Retomar as horas todas.
Reordenar o tempo em porções terrenas.
À primeira hora contemplar com a palma o magma frio, indagar da sua precedente erupção e do desenho peculiar que o seu arrefecimento aflora. Perceber da pedra o seu ciclo. Caminhar.
À hora segunda ir-lhe à gema com o próprio verbo, adivinhando que os caminhos que a palavra indica só o peso pedestre pode percorrer. Avançar na direcção do interior concreto e simples das coisas.
À terceira hora, a mais luzidia, ser cúmplice do tempo mineral e, como ele, e contra ele, e a favor dele, irromper de uma só vez na erosão e no sedimento. Ser mina adentro, fenda afora, escavação, tentando por todos os lados da coisa encontrar delas um rosto ao barlavento.
Às quarta e quinta horas estar já entre o modo não vegetal da flora: entre carvão, grafite, granito, entre o godo redondo e o agreste, entre a camada mais densa e a areada. Confundir o escrito com o escrevente, o suporte com o suportado, deixar-se aí ficar em estado Fuligem. Ser como sempre foi.
À hora sexta achar-se de novo na calma superfície das coisas, na sua derme concreta e às vezes cerâmica, conseguir encontrar pouco a pouco nelas o testemunho que conserve o tempo inteiro de haver sido lava . Talhar finalmente a invenção de um jogo cru, que deixe ver o segmento de eternidade que ser fuligem e quase esfera rolando oferece.

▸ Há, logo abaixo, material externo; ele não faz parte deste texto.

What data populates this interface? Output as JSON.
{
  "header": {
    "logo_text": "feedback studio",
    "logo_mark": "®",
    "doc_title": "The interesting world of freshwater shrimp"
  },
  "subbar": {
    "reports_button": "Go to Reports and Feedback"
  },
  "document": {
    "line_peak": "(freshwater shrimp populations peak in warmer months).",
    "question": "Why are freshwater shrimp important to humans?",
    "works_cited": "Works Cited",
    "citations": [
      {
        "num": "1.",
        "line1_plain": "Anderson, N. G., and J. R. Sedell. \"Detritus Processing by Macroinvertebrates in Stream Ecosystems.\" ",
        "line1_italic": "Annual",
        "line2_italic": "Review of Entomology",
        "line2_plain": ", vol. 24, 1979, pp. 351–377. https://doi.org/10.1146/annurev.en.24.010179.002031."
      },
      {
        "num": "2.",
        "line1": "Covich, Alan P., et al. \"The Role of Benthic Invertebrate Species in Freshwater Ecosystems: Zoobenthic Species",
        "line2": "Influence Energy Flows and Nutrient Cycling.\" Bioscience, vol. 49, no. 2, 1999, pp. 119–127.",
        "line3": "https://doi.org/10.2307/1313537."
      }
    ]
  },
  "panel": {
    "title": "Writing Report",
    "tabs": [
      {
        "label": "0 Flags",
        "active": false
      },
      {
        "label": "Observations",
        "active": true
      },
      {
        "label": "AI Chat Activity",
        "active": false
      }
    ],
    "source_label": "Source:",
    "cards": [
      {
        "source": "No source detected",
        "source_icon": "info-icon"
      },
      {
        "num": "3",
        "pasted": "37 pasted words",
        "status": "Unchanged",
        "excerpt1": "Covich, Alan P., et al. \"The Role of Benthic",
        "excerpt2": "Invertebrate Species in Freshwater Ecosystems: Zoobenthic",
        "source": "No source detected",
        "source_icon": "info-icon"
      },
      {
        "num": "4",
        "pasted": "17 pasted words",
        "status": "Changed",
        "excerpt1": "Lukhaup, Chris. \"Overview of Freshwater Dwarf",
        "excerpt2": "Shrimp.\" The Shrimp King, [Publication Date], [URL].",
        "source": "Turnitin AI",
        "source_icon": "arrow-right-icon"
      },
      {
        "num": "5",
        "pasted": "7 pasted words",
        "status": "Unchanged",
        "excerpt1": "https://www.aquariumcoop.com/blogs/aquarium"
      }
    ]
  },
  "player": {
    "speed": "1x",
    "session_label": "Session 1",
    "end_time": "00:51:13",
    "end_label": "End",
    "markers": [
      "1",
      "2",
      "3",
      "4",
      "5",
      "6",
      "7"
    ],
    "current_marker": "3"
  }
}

À sétima hora recordar tudo de novo, e achar tudo novo ao recordar: que a arte geológica de re-olhar os recortes no maciço do terreno é essa mesma de entender que também o ver sofre abalos tectónicos, e que das suas fendas hospitala o calor do que já foi, do que ainda não é, do que há-de ser pedra, o que de momento é fogo e alimenta-se de ar, e com ele vai esfriando lentamente. O novo é também o imutável desenho das montanhas re-escrevendo-se sem cessar desde dentro, e olhá-lo é ser parte de erodi-lo.
À hora oitava, a para já última, recomeçar, que é ordem antiga, princípio da escola completa de ser radicalmente outro cada vez que se regressa da fundura. Que o ofício do poeta e do artista é tantas vezes o do mineiro. A luz sobre a cabeça, no escuro, na entranha, a luz como olho de Ciclope. E na direcção do olhar, o pedaço exacto do mundo a ser revelado. E o trabalho da mão agarrando-o, tantas vezes, sobre a mesa. Dormir depois sem descansar, deitar mão a tudo que possa explicar a lentidão calada das coisas pousadas ou aventando à nossa volta : o lápis, a pedra, a uva, a esfera, o giz, a folha, o eixo, a sombra, a relva, a pele, o sal.
Sonhar um sonho simples, cru, concreto e justo, limpo, sorrindo, e acordar húmus para medrar, de mão estendida, dando campo às invasões dos bandos, dando tempo ao tempo, sabendo, desde o princípio, que o primeiro milho é dos pardais.
Retomar as horas todas.
Reordenar o tempo em porções terrenas.